Licensing
The skill and the funnel tooling are MIT. The compression engine and the proxy are BSL 1.1. The split blocks exactly one thing — reselling Caveman-as-a-service — and leaves self-hosting and integration wide open.
The two licenses
MIT covers everything in the funnel — the parts you embed, fork, and build on freely, with no strings:
- the
cavemanskill - the CLI, both SDKs, Cavekit, the evals graders
- the browser extension shell, the shared contracts and provider catalog
- the thin Cavemem clients (
mem/js,mem/py)
BSL 1.1 (Business Source License) covers the compression core and the things linked tightly to it:
- the compression engine
- the proxy
- the MCP server, Caveman Shrink, the Cavemem Go core
- the Go platform libraries under
shared/platform
What BSL lets you do
BSL is source-available with one restriction. Under it you may freely:
- read, modify, and self-host the code
- run it in your own product and your own production, on your own infrastructure
- integrate it into your stack, BYOK, single-tenant
The single thing it does not permit is offering the engine itself as a hosted or managed service to third parties: reselling Caveman-as-a-service. That is the case the license blocks.
It sunsets to Apache 2.0
Every BSL component carries a Change Date. On it (2030), the BSL grant automatically converts to Apache 2.0 — fully permissive, restriction gone. BSL here is a time-boxed protection, not a permanent enclosure.
Why split at all
Relicensing the famous MIT skill would be the one move that breaks faith with the community, so it never happens — the skill stays MIT, untouched. But giving away the entire engine under a permissive license would let a competitor host it verbatim and undercut the work that pays for it. BSL threads that needle: the engine is open to read, fork, and self-host, and closed only to the narrow case of reselling it as a service.
Honesty rule
This is open-core drawn along the honesty line, not a bait-and-switch. The public tools produce inferred results locally, on your keys. Hosted products can sell proof the local tool cannot create by itself: verified rollout results on real traffic.
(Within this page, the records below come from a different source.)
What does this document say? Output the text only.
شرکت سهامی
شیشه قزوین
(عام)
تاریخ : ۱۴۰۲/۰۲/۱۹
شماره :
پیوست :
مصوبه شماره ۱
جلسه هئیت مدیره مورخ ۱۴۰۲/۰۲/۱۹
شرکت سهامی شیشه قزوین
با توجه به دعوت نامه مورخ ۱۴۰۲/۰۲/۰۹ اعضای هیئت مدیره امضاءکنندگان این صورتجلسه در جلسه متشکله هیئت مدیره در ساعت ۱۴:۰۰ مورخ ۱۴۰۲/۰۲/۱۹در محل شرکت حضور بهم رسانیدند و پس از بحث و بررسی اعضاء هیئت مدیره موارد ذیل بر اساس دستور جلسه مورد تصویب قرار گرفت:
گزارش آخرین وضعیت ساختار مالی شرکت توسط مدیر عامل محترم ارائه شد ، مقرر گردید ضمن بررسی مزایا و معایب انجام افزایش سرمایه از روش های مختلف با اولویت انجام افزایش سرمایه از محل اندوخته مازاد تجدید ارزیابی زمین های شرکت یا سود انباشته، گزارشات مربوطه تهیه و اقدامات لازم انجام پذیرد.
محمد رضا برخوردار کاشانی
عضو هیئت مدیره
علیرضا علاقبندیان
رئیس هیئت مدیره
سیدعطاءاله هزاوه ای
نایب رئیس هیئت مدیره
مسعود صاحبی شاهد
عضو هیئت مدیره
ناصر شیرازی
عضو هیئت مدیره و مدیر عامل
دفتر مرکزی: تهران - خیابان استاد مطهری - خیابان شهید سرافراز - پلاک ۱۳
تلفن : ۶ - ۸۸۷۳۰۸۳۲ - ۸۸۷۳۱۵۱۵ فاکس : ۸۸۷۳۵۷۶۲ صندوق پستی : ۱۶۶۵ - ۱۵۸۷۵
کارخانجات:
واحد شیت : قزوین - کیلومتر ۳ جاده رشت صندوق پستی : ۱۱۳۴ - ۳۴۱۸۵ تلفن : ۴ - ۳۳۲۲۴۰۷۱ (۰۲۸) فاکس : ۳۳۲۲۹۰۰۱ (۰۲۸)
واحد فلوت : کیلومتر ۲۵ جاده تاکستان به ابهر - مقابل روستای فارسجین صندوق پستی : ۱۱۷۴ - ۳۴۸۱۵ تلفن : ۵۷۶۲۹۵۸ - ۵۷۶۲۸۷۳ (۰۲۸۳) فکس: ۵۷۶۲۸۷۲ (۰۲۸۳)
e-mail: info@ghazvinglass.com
Trademarks and contributions
The code grant conveys no trademark rights. "Powered by Caveman" as nominative use is fine; naming your own product "Caveman" is not. See TRADEMARKS.md in the repo for the exact wording.
Contributions follow a DCO (Developer Certificate of Origin) — you sign off your commits — plus a grant letting the maintainer relicense contributions commercially, so community work to the BSL engine can flow into OEM licenses. MIT parts are plain inbound-equals-outbound. There is no full CLA. See Contributing.